To identify disease-associated molecules, various types of feature selection procedures can be employed. In most cases, multiple hypotheses testing with false discovery rate control procedures are applied for various types of 'omics' data. In order to subgroup and select molecules with significant difference of measurement or large variability in subset of samples, a cluster analysis or discriminant analysis can be alternatively used. To translate the identified molecular signature into biologically meaningful hypotheses, functional enrichment analysis by Bioconductor [61], DAVID (Database for Annotation, Visualization and Integrated Discovery) and GSEA (gene set enrichment analysis) software can be used [62-64]. To identify a subset of molecules associated with diseases, several useful resources including Gendoo (gene, disease features ontology-based overview system), Genotator, and Metabolite Set Enrichment Analysis (MSEA) can be applied [65-67]. To construct a disease-perturbed network, several stand alone software and web-based tools can be useful, including: 1) integrative querying systems for interaction information (PSICQUIC [68]); 2) network modeling and analysis tools (STRING [69] and Cytoscape [70]); and pathway analysis (KEGG [71]). In addition to these instruments, other commercial tools such as GeneGo and Ingenuity Pathway Analysis (IPA) can be used to reconstruct a network, as well as identify significantly enriched pathways characterized by key network nodes.

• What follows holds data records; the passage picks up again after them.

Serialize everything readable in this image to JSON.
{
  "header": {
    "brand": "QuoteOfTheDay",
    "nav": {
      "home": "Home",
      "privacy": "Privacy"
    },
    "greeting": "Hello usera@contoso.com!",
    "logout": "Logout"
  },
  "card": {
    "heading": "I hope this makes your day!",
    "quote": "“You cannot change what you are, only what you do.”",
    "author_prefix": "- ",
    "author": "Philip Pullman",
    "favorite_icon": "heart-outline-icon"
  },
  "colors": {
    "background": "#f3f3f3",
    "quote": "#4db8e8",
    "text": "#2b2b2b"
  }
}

Identification of Potential Molecular Targets and Indicators

Once network models are developed as described above, the network can be queried to select potential target molecules using two types of network analysis algorithms including 1) random walk algorithms and 2) master regulator analysis for prioritizing key molecules. The random walk approach has been applied to detecting disease genes related to a wide range of diseases [72,73]. Master regulator analysis is generally used to find a key transcription factor that has the largest number of targets using transcription factor-target and protein-protein interaction data [74,75].

CONCLUDING REMARKS

IC is a chronic bladder condition that significantly reduces quality of life of women and men. Diagnostic and treatment modalities, even subjective diagnostic tools, are largely unavailable. As described here, our attempts to perform a systematic review and to build a pooled database using existing public 'omics' data associated with IC revealed the significant limitations and challenges facing investigators in the field. IC is an understudied area because of limited research funding, lack of clear diagnostic criteria to stratify patients, the lack of established and well-curated biorepositories, and insufficient scientific interest by the translational scientific community. Computational approaches combined with high quality 'omics' data could provide new insights in the field and essential molecular details about regulatory mechanisms and perturbations leading to IC, an essentially required regulatory mechanism of IC, essential information if we are to offer improved diagnostic capability and treatment strategies for patients.